Unlicensed drug sellers often claim to be importing medicines from countries with strong regulations like Canada, but investigators have found that ‘Canadian” drugs are very seldom Canadian. In an operation conducted in August 2005, the FDA confiscated 4,000 parcels of illegally imported medications. 85% of medicines labelled “Canadian” were from 27 countries around the world. Upon testing, some of those medications were found to be counterfeit.
These counterfeit medicines have had terrible effects on patients’ health. In 2006, for example, a Canadian resident who ordered her medicines online died from an overdose of heavy metals. Her medications were laced with uranium, strontium, selenium, aluminum, and arsenic. In 2010, investigators found professionally packaged, ‘real’ looking pills that contained boric acid, brick dust, road paint and floor wax. In 2012, the FDA found that medical practices who ordered the late-stage cancer drug Avastin from unlicensed Turkish distributors had received medication that contained mold and water, but no active ingredient. A lung cancer patient who received that “medication” in 2011 became nauseous and feverish and went without real treatment.
There are other potential bad side effects as well. Consumers who purchase drugs from unreliable online sellers give their credit card number, address and phone number to criminals who are often affiliated with large criminal or even terrorist organizations.
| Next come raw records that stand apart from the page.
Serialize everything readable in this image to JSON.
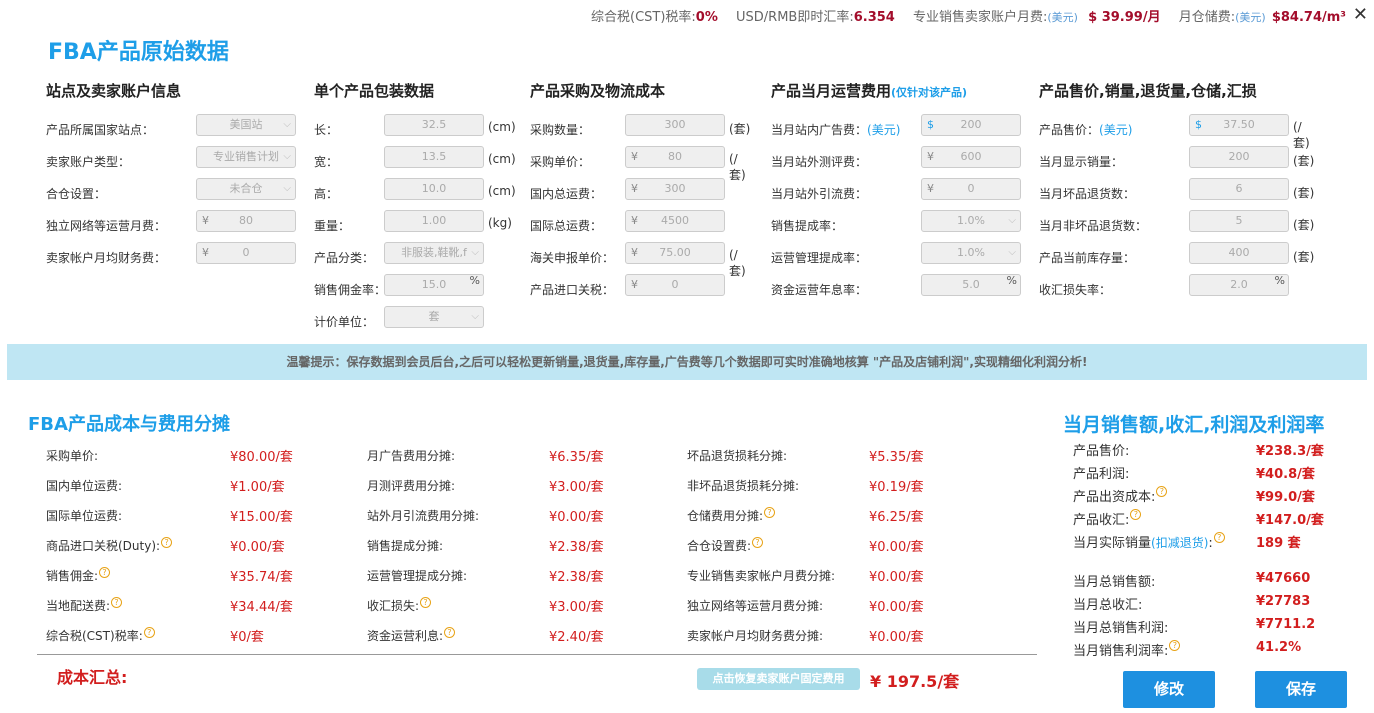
{
  "topbar": {
    "cst_label": "综合税(CST)税率:",
    "cst_value": "0%",
    "fx_label": "USD/RMB即时汇率:",
    "fx_value": "6.354",
    "fee_label": "专业销售卖家账户月费:",
    "fee_usd": "(美元)",
    "fee_value": "$ 39.99/月",
    "storage_label": "月仓储费:",
    "storage_usd": "(美元)",
    "storage_value": "$84.74/m³"
  },
  "main_title": "FBA产品原始数据",
  "col1": {
    "title": "站点及卖家账户信息",
    "rows": [
      {
        "label": "产品所属国家站点：",
        "value": "美国站"
      },
      {
        "label": "卖家账户类型：",
        "value": "专业销售计划"
      },
      {
        "label": "合仓设置：",
        "value": "未合仓"
      },
      {
        "label": "独立网络等运营月费：",
        "prefix": "¥",
        "value": "80"
      },
      {
        "label": "卖家帐户月均财务费：",
        "prefix": "¥",
        "value": "0"
      }
    ]
  },
  "col2": {
    "title": "单个产品包装数据",
    "rows": [
      {
        "label": "长：",
        "value": "32.5",
        "unit": "(cm)"
      },
      {
        "label": "宽：",
        "value": "13.5",
        "unit": "(cm)"
      },
      {
        "label": "高：",
        "value": "10.0",
        "unit": "(cm)"
      },
      {
        "label": "重量：",
        "value": "1.00",
        "unit": "(kg)"
      },
      {
        "label": "产品分类：",
        "value": "非服装,鞋靴,f"
      },
      {
        "label": "销售佣金率：",
        "value": "15.0",
        "pct": "%"
      },
      {
        "label": "计价单位：",
        "value": "套"
      }
    ]
  },
  "col3": {
    "title": "产品采购及物流成本",
    "rows": [
      {
        "label": "采购数量：",
        "value": "300",
        "unit": "(套)"
      },
      {
        "label": "采购单价：",
        "prefix": "¥",
        "value": "80",
        "unit": "(/套)"
      },
      {
        "label": "国内总运费：",
        "prefix": "¥",
        "value": "300"
      },
      {
        "label": "国际总运费：",
        "prefix": "¥",
        "value": "4500"
      },
      {
        "label": "海关申报单价：",
        "prefix": "¥",
        "value": "75.00",
        "unit": "(/套)"
      },
      {
        "label": "产品进口关税：",
        "prefix": "¥",
        "value": "0"
      }
    ]
  },
  "col4": {
    "title": "产品当月运营费用",
    "title_sub": "(仅针对该产品)",
    "rows": [
      {
        "label": "当月站内广告费：",
        "label_usd": "(美元)",
        "prefix": "$",
        "value": "200"
      },
      {
        "label": "当月站外测评费：",
        "prefix": "¥",
        "value": "600"
      },
      {
        "label": "当月站外引流费：",
        "prefix": "¥",
        "value": "0"
      },
      {
        "label": "销售提成率：",
        "value": "1.0%"
      },
      {
        "label": "运营管理提成率：",
        "value": "1.0%"
      },
      {
        "label": "资金运营年息率：",
        "value": "5.0",
        "pct": "%"
      }
    ]
  },
  "col5": {
    "title": "产品售价,销量,退货量,仓储,汇损",
    "rows": [
      {
        "label": "产品售价：",
        "label_usd": "(美元)",
        "prefix": "$",
        "value": "37.50",
        "unit": "(/套)"
      },
      {
        "label": "当月显示销量：",
        "value": "200",
        "unit": "(套)"
      },
      {
        "label": "当月坏品退货数：",
        "value": "6",
        "unit": "(套)"
      },
      {
        "label": "当月非坏品退货数：",
        "value": "5",
        "unit": "(套)"
      },
      {
        "label": "产品当前库存量：",
        "value": "400",
        "unit": "(套)"
      },
      {
        "label": "收汇损失率：",
        "value": "2.0",
        "pct": "%"
      }
    ]
  },
  "notice": "温馨提示：保存数据到会员后台,之后可以轻松更新销量,退货量,库存量,广告费等几个数据即可实时准确地核算 \"产品及店铺利润\",实现精细化利润分析!",
  "cost_title": "FBA产品成本与费用分摊",
  "cost_cols": [
    [
      {
        "k": "采购单价:",
        "v": "¥80.00/套"
      },
      {
        "k": "国内单位运费:",
        "v": "¥1.00/套"
      },
      {
        "k": "国际单位运费:",
        "v": "¥15.00/套"
      },
      {
        "k": "商品进口关税(Duty):",
        "v": "¥0.00/套",
        "q": true
      },
      {
        "k": "销售佣金:",
        "v": "¥35.74/套",
        "q": true
      },
      {
        "k": "当地配送费:",
        "v": "¥34.44/套",
        "q": true
      },
      {
        "k": "综合税(CST)税率:",
        "v": "¥0/套",
        "q": true
      }
    ],
    [
      {
        "k": "月广告费用分摊:",
        "v": "¥6.35/套"
      },
      {
        "k": "月测评费用分摊:",
        "v": "¥3.00/套"
      },
      {
        "k": "站外月引流费用分摊:",
        "v": "¥0.00/套"
      },
      {
        "k": "销售提成分摊:",
        "v": "¥2.38/套"
      },
      {
        "k": "运营管理提成分摊:",
        "v": "¥2.38/套"
      },
      {
        "k": "收汇损失:",
        "v": "¥3.00/套",
        "q": true
      },
      {
        "k": "资金运营利息:",
        "v": "¥2.40/套",
        "q": true
      }
    ],
    [
      {
        "k": "坏品退货损耗分摊:",
        "v": "¥5.35/套"
      },
      {
        "k": "非坏品退货损耗分摊:",
        "v": "¥0.19/套"
      },
      {
        "k": "仓储费用分摊:",
        "v": "¥6.25/套",
        "q": true
      },
      {
        "k": "合仓设置费:",
        "v": "¥0.00/套",
        "q": true
      },
      {
        "k": "专业销售卖家帐户月费分摊:",
        "v": "¥0.00/套"
      },
      {
        "k": "独立网络等运营月费分摊:",
        "v": "¥0.00/套"
      },
      {
        "k": "卖家帐户月均财务费分摊:",
        "v": "¥0.00/套"
      }
    ]
  ],
  "summary": {
    "label": "成本汇总:",
    "restore": "点击恢复卖家账户固定费用",
    "value": "¥ 197.5/套"
  },
  "right": {
    "title": "当月销售额,收汇,利润及利润率",
    "group1": [
      {
        "k": "产品售价:",
        "v": "¥238.3/套"
      },
      {
        "k": "产品利润:",
        "v": "¥40.8/套"
      },
      {
        "k": "产品出资成本:",
        "v": "¥99.0/套",
        "q": true
      },
      {
        "k": "产品收汇:",
        "v": "¥147.0/套",
        "q": true
      },
      {
        "k": "当月实际销量",
        "k2": "(扣减退货)",
        "k3": ":",
        "v": "189 套",
        "q": true
      }
    ],
    "group2": [
      {
        "k": "当月总销售额:",
        "v": "¥47660"
      },
      {
        "k": "当月总收汇:",
        "v": "¥27783"
      },
      {
        "k": "当月总销售利润:",
        "v": "¥7711.2"
      },
      {
        "k": "当月销售利润率:",
        "v": "41.2%",
        "q": true
      }
    ]
  },
  "buttons": {
    "edit": "修改",
    "save": "保存"
  }
}
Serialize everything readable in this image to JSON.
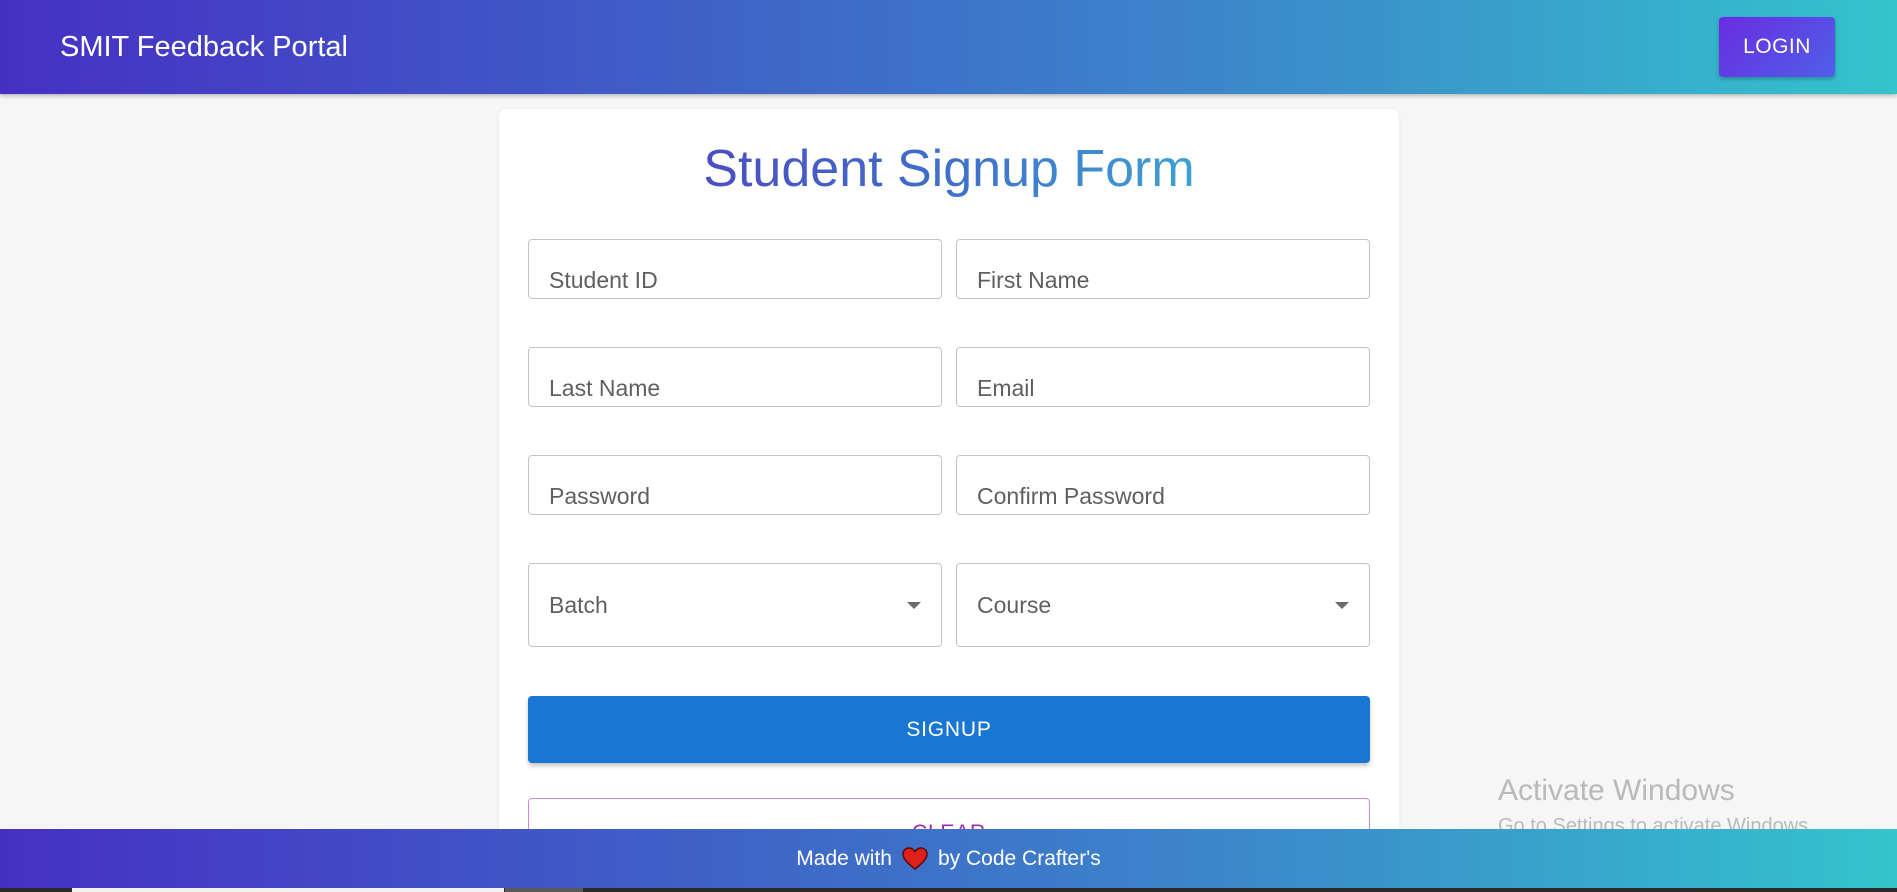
{
  "appbar": {
    "title": "SMIT Feedback Portal",
    "login_label": "LOGIN"
  },
  "form": {
    "title": "Student Signup Form",
    "fields": {
      "student_id": "Student ID",
      "first_name": "First Name",
      "last_name": "Last Name",
      "email": "Email",
      "password": "Password",
      "confirm_password": "Confirm Password"
    },
    "selects": {
      "batch": "Batch",
      "course": "Course"
    },
    "signup_label": "SIGNUP",
    "clear_label": "CLEAR"
  },
  "watermark": {
    "title": "Activate Windows",
    "subtitle": "Go to Settings to activate Windows."
  },
  "footer": {
    "prefix": "Made with",
    "icon": "heart-icon",
    "suffix": "by Code Crafter's"
  },
  "colors": {
    "gradient_start": "#4630c4",
    "gradient_end": "#33c4cc",
    "primary_button": "#1976d2",
    "clear_accent": "#9c27b0",
    "heart": "#e0201b"
  }
}
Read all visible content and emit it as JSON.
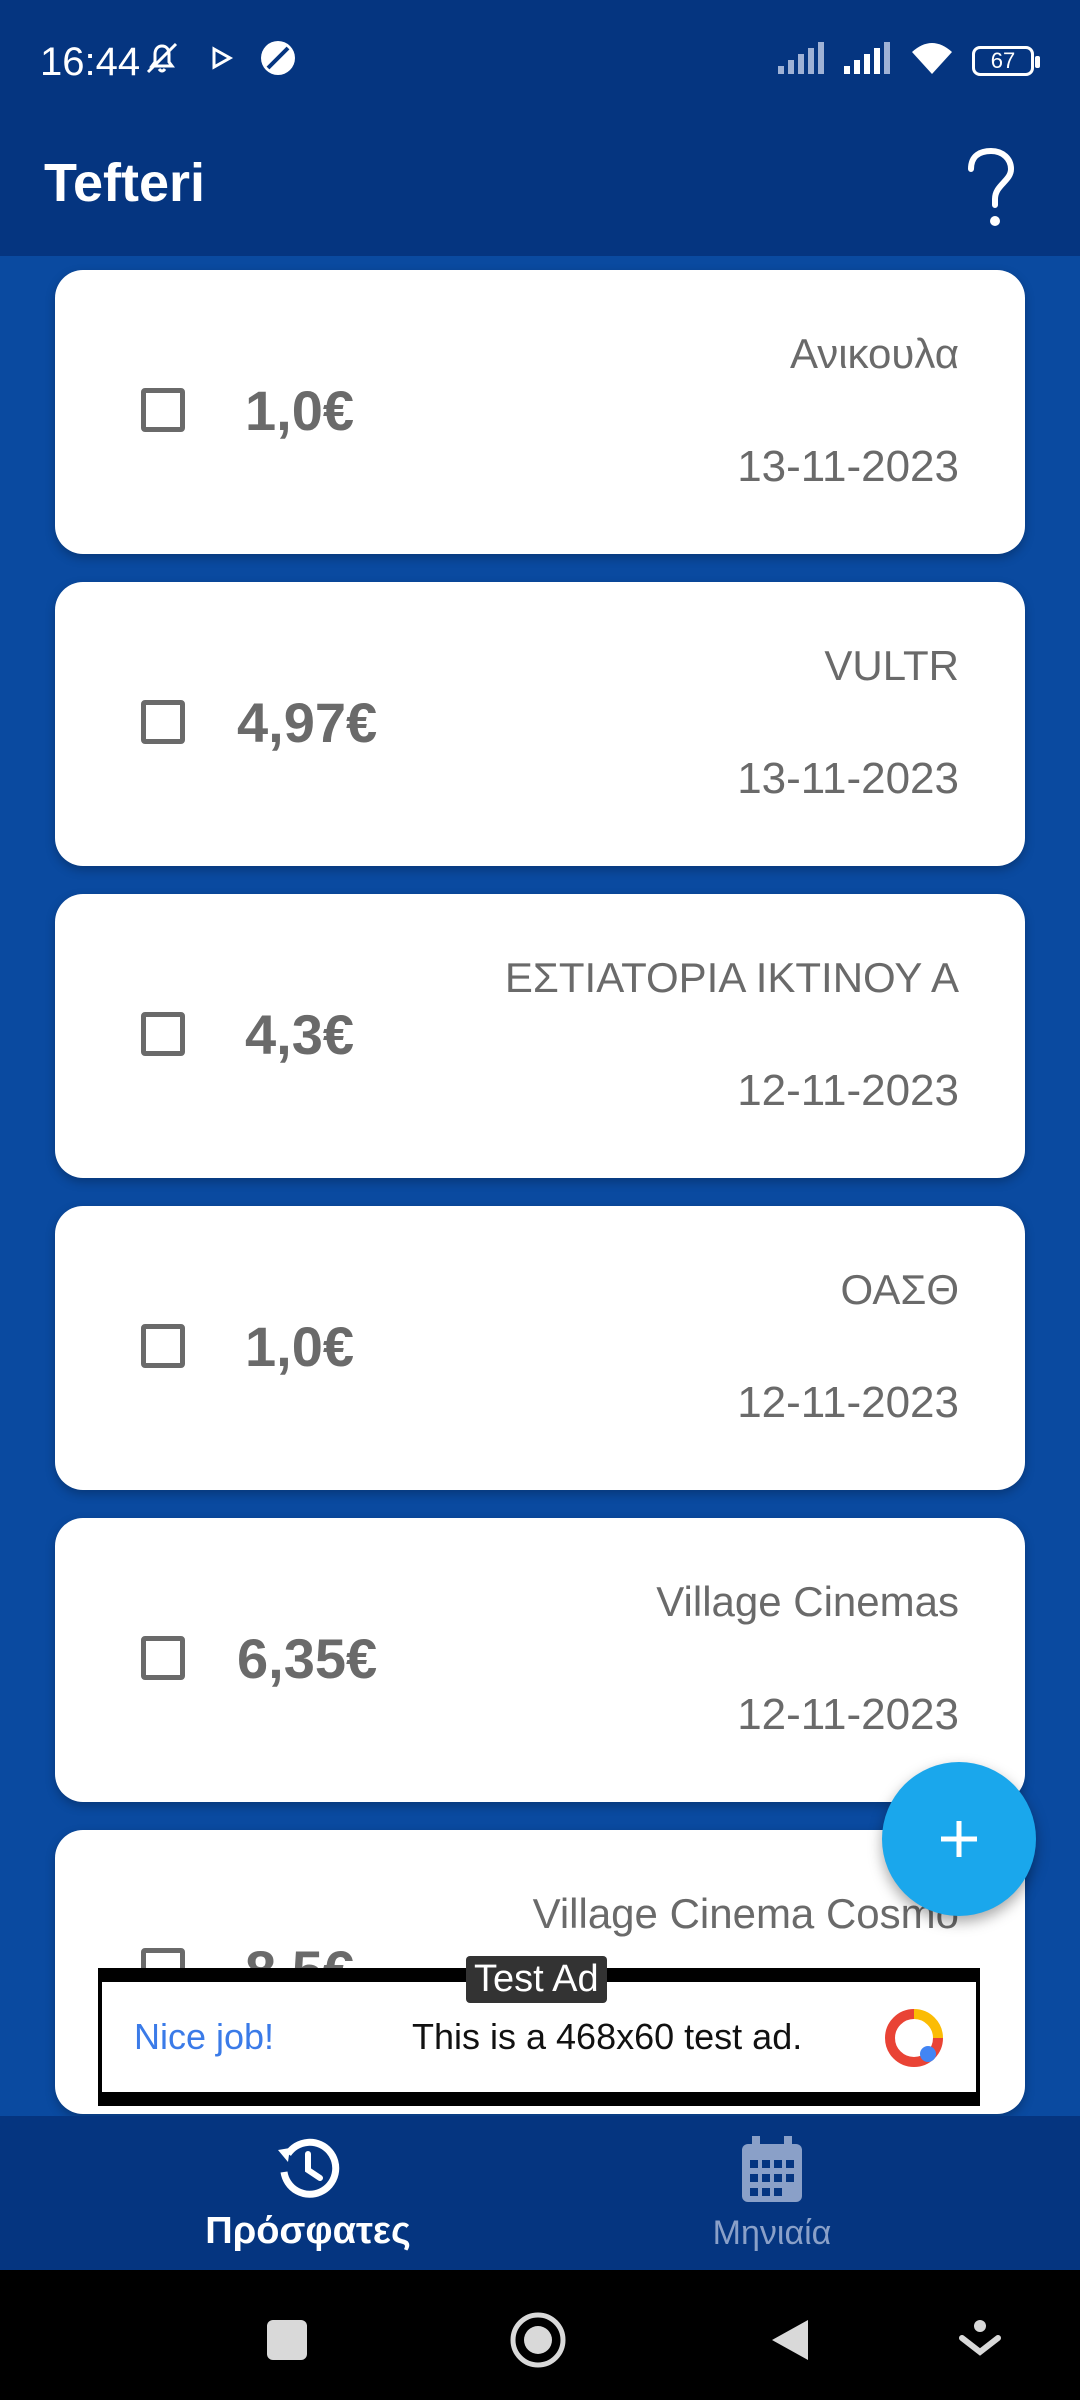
{
  "status": {
    "time": "16:44",
    "battery": "67"
  },
  "app": {
    "title": "Tefteri"
  },
  "entries": [
    {
      "amount": "1,0€",
      "name": "Ανικουλα",
      "date": "13-11-2023"
    },
    {
      "amount": "4,97€",
      "name": "VULTR",
      "date": "13-11-2023"
    },
    {
      "amount": "4,3€",
      "name": "ΕΣΤΙΑΤΟΡΙΑ ΙΚΤΙΝΟΥ Α",
      "date": "12-11-2023"
    },
    {
      "amount": "1,0€",
      "name": "ΟΑΣΘ",
      "date": "12-11-2023"
    },
    {
      "amount": "6,35€",
      "name": "Village Cinemas",
      "date": "12-11-2023"
    },
    {
      "amount": "8,5€",
      "name": "Village Cinema Cosmo",
      "date": ""
    }
  ],
  "ad": {
    "label": "Test Ad",
    "nice": "Nice job!",
    "text": "This is a 468x60 test ad."
  },
  "nav": {
    "recent_label": "Πρόσφατες",
    "monthly_label": "Μηνιαία"
  },
  "colors": {
    "background": "#0a4aa0",
    "bars": "#053580",
    "fab": "#1aa7ec",
    "text_gray": "#6a6a6a"
  }
}
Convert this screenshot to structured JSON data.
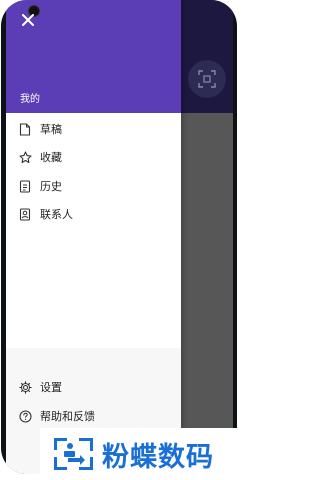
{
  "drawer": {
    "header_label": "我的",
    "menu": [
      {
        "label": "草稿",
        "icon": "draft-file-icon"
      },
      {
        "label": "收藏",
        "icon": "star-icon"
      },
      {
        "label": "历史",
        "icon": "history-icon"
      },
      {
        "label": "联系人",
        "icon": "contact-icon"
      }
    ],
    "bottom_menu": [
      {
        "label": "设置",
        "icon": "gear-icon"
      },
      {
        "label": "帮助和反馈",
        "icon": "help-icon"
      }
    ]
  },
  "watermark": {
    "text": "粉蝶数码"
  },
  "colors": {
    "drawer_header": "#5b3db5",
    "background_header": "#1c1840",
    "scrim": "#575757",
    "watermark_text": "#1a6fd6"
  }
}
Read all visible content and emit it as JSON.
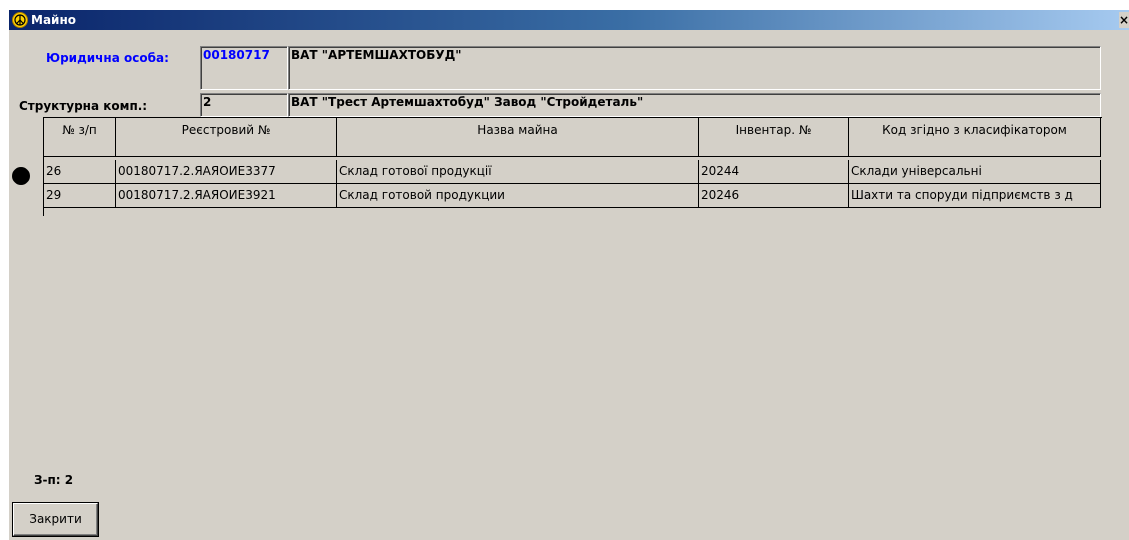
{
  "window": {
    "title": "Майно",
    "close_glyph": "×"
  },
  "header": {
    "legal_entity_label": "Юридична особа:",
    "legal_entity_code": "00180717",
    "legal_entity_name": "ВАТ \"АРТЕМШАХТОБУД\"",
    "struct_label": "Структурна комп.:",
    "struct_code": "2",
    "struct_name": "ВАТ \"Трест Артемшахтобуд\" Завод \"Стройдеталь\""
  },
  "table": {
    "columns": [
      "№ з/п",
      "Реєстровий №",
      "Назва майна",
      "Інвентар. №",
      "Код згідно з класифікатором"
    ],
    "rows": [
      [
        "26",
        "00180717.2.ЯАЯОИЕ3377",
        "Склад готової продукції",
        "20244",
        "Склади універсальні"
      ],
      [
        "29",
        "00180717.2.ЯАЯОИЕ3921",
        "Склад готовой продукции",
        "20246",
        "Шахти та споруди підприємств з д"
      ]
    ]
  },
  "footer": {
    "count_text": "З-п: 2",
    "close_button": "Закрити"
  },
  "icons": {
    "title_icon": "peace-sign-icon",
    "row_marker": "current-row-icon"
  }
}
Criminals have used this information for identity theft, committed fraud with their patient’s credit cards, infected their customers with computer viruses, and have extorted money from patients who thought they had violated the law.
Consumers can save money safely when buying medications online without being threatened by unlicensed distributors. Always buy medication from a licensed pharmacy. You can find lists of licensed online pharmacies by looking over the list of VIPPS-certified pharmacies accredited by the National Association of Board of Pharmacy (NABP). The NABP has inspected VIPPS-certified pharmacies to verify that they protect patient privacy and security, ensure quality and provide meaningful consultation between patients and pharmacists, and are licensed by a US state to do business. Comparison shopping between these safe pharmacies can yield real savings; in 2012, asthma medications available from VIPPS-certified pharmacies ranged in price by up to 50%. Second, they can consult their doctors to see whether a generic medication would be a good option for treatment. Finally, they can look for low-cost or free pharmaceuticals through patient assistance programs listed on the NeedyMeds, Medicine Assistance Tool or RX Outreach websites.